Booking.com users have spoken of their anger at the company's failure to stop them falling victim to cyber-criminals.
For at least a year, fraudsters have been able to infiltrate its app and trick users out of hundreds of pounds.
Dozens of people have contacted the BBC to say they have lost money, with one saying she had been "failed" by the travel firm.
Booking.com said it was implementing new safety features but there was "no silver bullet".
The company, which is one of the biggest hotel and holiday websites in the world, has not itself been hacked.
Instead, criminals have tricked their way into the administration portals of individual hotels that use the service.
This enables them to send messages from the official app and fool customers into paying them instead of the hotel.
Colleen Marples, 44, from the Derbyshire Dales, lost £147 when booking a holiday in Egypt for her husband's 50th birthday in March.
After exchanging messages with what she thought was the hotel in Cairo via the Booking.com app, she was sent a payment request. It had in fact come from scammers.
"I clicked on it not suspecting it was a scam, given it was in the same ongoing chat in the app," she told the BBC.
She has not been able to recover the money from the website or her bank.
"It's not a high amount of money for Booking.com but it's a significant amount of money in everyday life.
"Booking.com have a duty to their clients and they've failed in this case. I am still battling to get my money."
Another British customer, who wished to remain anonymous, told the BBC he lost £1,200 after being tricked through the app.
He is also fighting to get a refund and said he felt "extremely let down".
"I believe, as a customer that chooses to use the official platform set up by the company, you can expect a level of security and trust from within that system."

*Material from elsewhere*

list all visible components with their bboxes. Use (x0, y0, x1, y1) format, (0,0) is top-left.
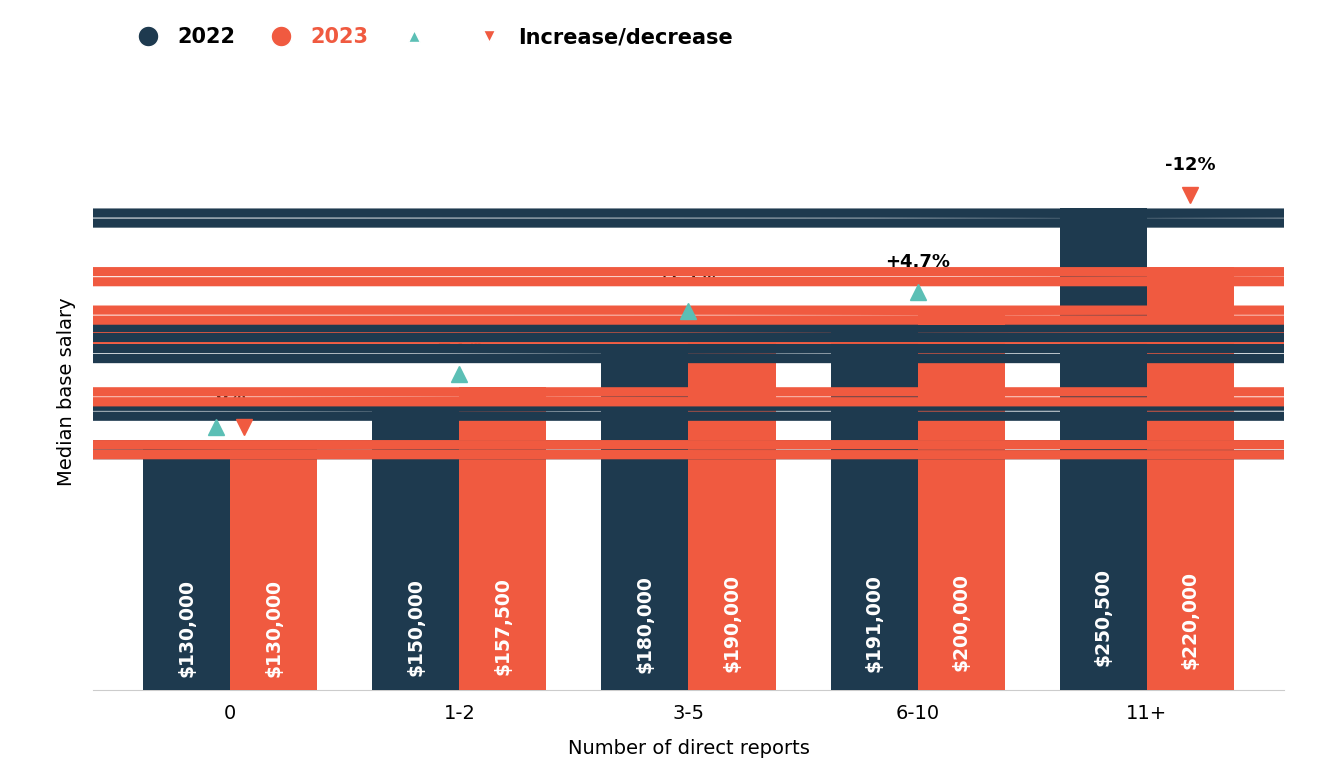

Meanwhile, Ian Robinson, 64, from Cumbria, described how hackers attempted to scam him twice for £122 and then £283 at two unrelated hotels in separate towns, as he booked a road trip in the UK.
"Luckily, I phoned the hotels directly and so avoided getting caught, but when I reported it to Booking.com, they weren't interested," he said.
A spokesman for Booking.com said that there was no "silver bullet to eradicate all fraud on the internet" but that the company's security team were always monitoring and stopping new threats.
"We are implementing new measures to assure the account security of both our customers and partners, including new security features to lock or block inactive partner admin accounts, which is where we have seen fraudulent activity take place once scammers get unauthorised access to the hotel's Booking account."
The company said it was also monitoring for suspicious activity on its app and disabling links being shared if the chats appear illegitimate.